Isabel Arroyo Sauces

Arthur Conan Doyle pasó a la historia como el creador de Sherlock Holmes, pero el escritor escocés tenía otra pasión muy distinta al misterio: el boxeo. Practicó este deporte, siguió de cerca los combates de su época e incluso llegó a arbitrar un enfrentamiento histórico por el título mundial de los pesos pesados. Esa faceta poco conocida del autor vuelve ahora a la actualidad con la publicación de Cuentos del ring, un libro que reúne algunos de sus relatos dedicados al cuadrilátero.

Conan Doyle, un escritor que también entendía el boxeo

Arthur Conan Doyle y por detrás, la sombra de Sherlock Holmes: Archivo.

Arthur Conan Doyle y por detrás, la sombra de Sherlock Holmes: Archivo.

Mucho antes de convertirse en uno de los autores más influyentes de la literatura popular, Arthur Conan Doyle ya había desarrollado un fuerte interés por el deporte. Practicó boxeo y llegó a adquirir un conocimiento técnico que le dio cierto reconocimiento dentro del ambiente pugilístico de su época. De hecho, en 1909 fue invitado a arbitrar el combate por el campeonato mundial de los pesos pesados entre Jack Johnson y James Jeffries, un enfrentamiento histórico celebrado en Reno, Nevada.

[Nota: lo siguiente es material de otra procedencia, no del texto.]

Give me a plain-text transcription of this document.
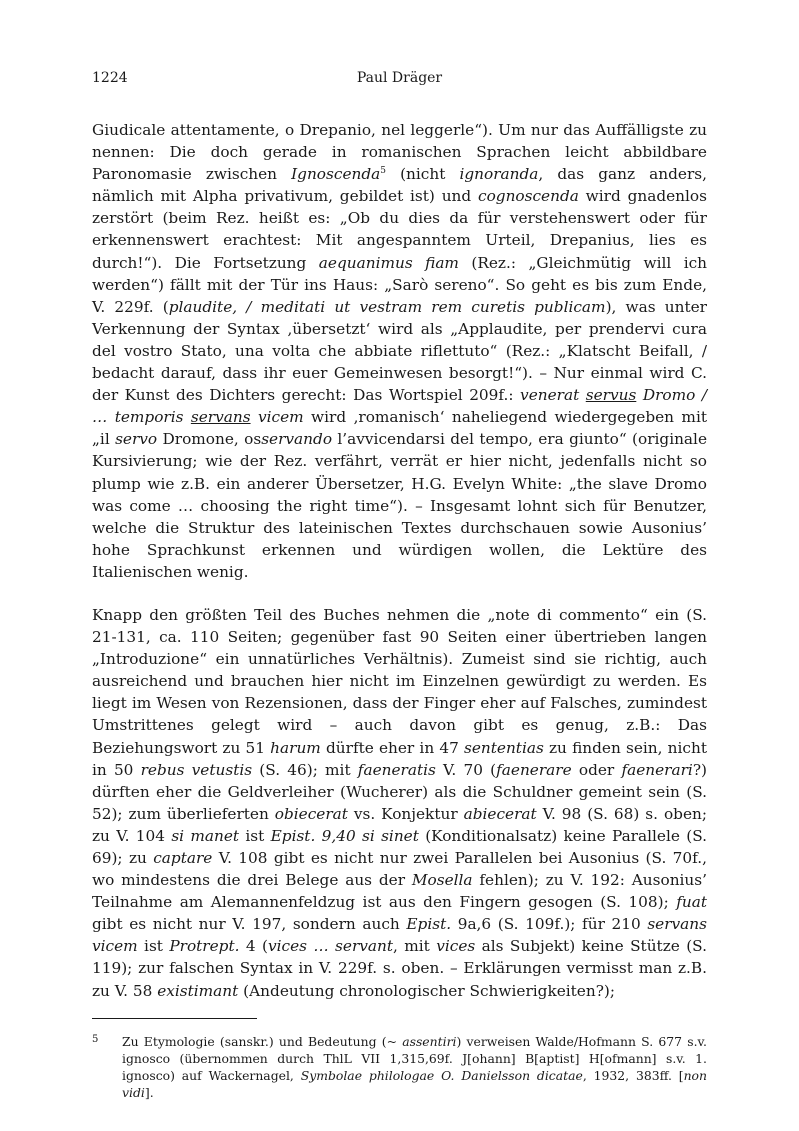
1224	Paul Dräger

Giudicale attentamente, o Drepanio, nel leggerle“). Um nur das Auffälligste zu nennen: Die doch gerade in romanischen Sprachen leicht abbildbare Paronomasie zwischen Ignoscenda$^5$ (nicht ignoranda, das ganz anders, nämlich mit Alpha privativum, gebildet ist) und cognoscenda wird gnadenlos zerstört (beim Rez. heißt es: „Ob du dies da für verstehenswert oder für erkennenswert erachtest: Mit angespanntem Urteil, Drepanius, lies es durch!“). Die Fortsetzung aequanimus fiam (Rez.: „Gleichmütig will ich werden“) fällt mit der Tür ins Haus: „Sarò sereno“. So geht es bis zum Ende, V. 229f. (plaudite, / meditati ut vestram rem curetis publicam), was unter Verkennung der Syntax ‚übersetzt‘ wird als „Applaudite, per prendervi cura del vostro Stato, una volta che abbiate riflettuto“ (Rez.: „Klatscht Beifall, / bedacht darauf, dass ihr euer Gemeinwesen besorgt!“). – Nur einmal wird C. der Kunst des Dichters gerecht: Das Wortspiel 209f.: venerat servus Dromo / … temporis servans vicem wird ‚romanisch‘ naheliegend wiedergegeben mit „il servo Dromone, osservando l’avvicendarsi del tempo, era giunto“ (originale Kursivierung; wie der Rez. verfährt, verrät er hier nicht, jedenfalls nicht so plump wie z.B. ein anderer Übersetzer, H.G. Evelyn White: „the slave Dromo was come … choosing the right time“). – Insgesamt lohnt sich für Benutzer, welche die Struktur des lateinischen Textes durchschauen sowie Ausonius’ hohe Sprachkunst erkennen und würdigen wollen, die Lektüre des Italienischen wenig.

Knapp den größten Teil des Buches nehmen die „note di commento“ ein (S. 21-131, ca. 110 Seiten; gegenüber fast 90 Seiten einer übertrieben langen „Introduzione“ ein unnatürliches Verhältnis). Zumeist sind sie richtig, auch ausreichend und brauchen hier nicht im Einzelnen gewürdigt zu werden. Es liegt im Wesen von Rezensionen, dass der Finger eher auf Falsches, zumindest Umstrittenes gelegt wird – auch davon gibt es genug, z.B.: Das Beziehungswort zu 51 harum dürfte eher in 47 sententias zu finden sein, nicht in 50 rebus vetustis (S. 46); mit faeneratis V. 70 (faenerare oder faenerari?) dürften eher die Geldverleiher (Wucherer) als die Schuldner gemeint sein (S. 52); zum überlieferten obiecerat vs. Konjektur abiecerat V. 98 (S. 68) s. oben; zu V. 104 si manet ist Epist. 9,40 si sinet (Konditionalsatz) keine Parallele (S. 69); zu captare V. 108 gibt es nicht nur zwei Parallelen bei Ausonius (S. 70f., wo mindestens die drei Belege aus der Mosella fehlen); zu V. 192: Ausonius’ Teilnahme am Alemannenfeldzug ist aus den Fingern gesogen (S. 108); fuat gibt es nicht nur V. 197, sondern auch Epist. 9a,6 (S. 109f.); für 210 servans vicem ist Protrept. 4 (vices … servant, mit vices als Subjekt) keine Stütze (S. 119); zur falschen Syntax in V. 229f. s. oben. – Erklärungen vermisst man z.B. zu V. 58 existimant (Andeutung chronologischer Schwierigkeiten?);

5 Zu Etymologie (sanskr.) und Bedeutung (~ assentiri) verweisen Walde/Hofmann S. 677 s.v. ignosco (übernommen durch ThlL VII 1,315,69f. J[ohann] B[aptist] H[ofmann] s.v. 1. ignosco) auf Wackernagel, Symbolae philologae O. Danielsson dicatae, 1932, 383ff. [non vidi].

Arthur Conan Doyle practicaba boxeo e incluso llegó a arbitrar un combate entre Jack Johnson y James Jeffries

Esa experiencia directa con el ring explica por qué sus relatos sobre boxeo no se limitan a describir peleas: también exploran el carácter de los luchadores, la disciplina que exige el deporte y la dimensión moral que puede adquirir un combate.

El boxeo como escenario literario

Los cuentos reunidos en Cuentos del ring muestran una faceta poco conocida del autor escocés. En lugar de resolver enigmas con deducciones brillantes, como ocurre en las aventuras de Sherlock Holmes, los personajes de estas historias deben enfrentarse a sus propios límites físicos y mentales sobre el cuadrilátero: ¿Quién dijo que en un deporte tan exigente como el boxeo no era necesario deducir nada? Para Conan Doyle, los combates también eran dignos de plasmarlos en papel.

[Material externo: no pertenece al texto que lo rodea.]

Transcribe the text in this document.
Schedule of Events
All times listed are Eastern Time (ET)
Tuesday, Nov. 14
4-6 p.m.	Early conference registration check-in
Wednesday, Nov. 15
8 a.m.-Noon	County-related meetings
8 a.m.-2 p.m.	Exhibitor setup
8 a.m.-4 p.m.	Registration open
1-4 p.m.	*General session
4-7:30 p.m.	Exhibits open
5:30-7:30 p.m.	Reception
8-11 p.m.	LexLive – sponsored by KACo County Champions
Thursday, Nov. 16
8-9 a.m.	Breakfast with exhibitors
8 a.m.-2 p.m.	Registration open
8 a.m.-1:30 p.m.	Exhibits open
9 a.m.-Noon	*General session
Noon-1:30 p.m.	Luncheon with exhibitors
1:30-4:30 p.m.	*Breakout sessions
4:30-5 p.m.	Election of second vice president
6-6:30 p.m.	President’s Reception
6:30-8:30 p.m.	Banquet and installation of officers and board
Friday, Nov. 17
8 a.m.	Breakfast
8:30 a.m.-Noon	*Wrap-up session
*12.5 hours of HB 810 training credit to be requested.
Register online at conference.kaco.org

Portada del libro "Cuentos del ring".

Portada del libro «Cuentos del ring».

En relatos como El maestro de Croxley”, Doyle utiliza el boxeo para retratar conflictos sociales y personales, mientras que en El matón de Brocas Court” mezcla el deporte con elementos casi sobrenaturales. En todos los casos, el ring aparece como un lugar donde no hay espacio para el engaño: la resistencia, el coraje y la técnica terminan revelando la verdadera naturaleza de cada combatiente.

Un libro que conecta deporte y literatura

Ilustración victoriana de un combate de boxeo: ChatGPT.

Ilustración victoriana de un combate de boxeo: ChatGPT.

La recuperación de estos relatos recuerda que el deporte ha sido durante mucho tiempo una fuente de inspiración para la literatura. En el caso de Conan Doyle, su experiencia personal como boxeador aficionado le permitió describir el combate con una autenticidad poco habitual en la ficción de su época. Más de un siglo después, estas historias siguen ofreciendo una mirada diferente al deporte del cuadrilátero: no sólo como espectáculo, sino como una prueba de carácter, disciplina y resistencia humana.

El deporte ha sido (y es) una fuente de inspiración para la literatura

Dentro de Cuentos del ring, el lector encontrará historias como «El maestro de Croxley» (1899), «El lord de Falconbridge» (1909),»El descrédito de lord Barrymore» (1912) o «El matón de Brocas Court» (1921). Las historias de Arthur Conan Doyle van mucho más allá del famoso detective y gran parte del público lo desconoce. A partir de esta semana, todo el mundo lo podrá descubrir en las librerías.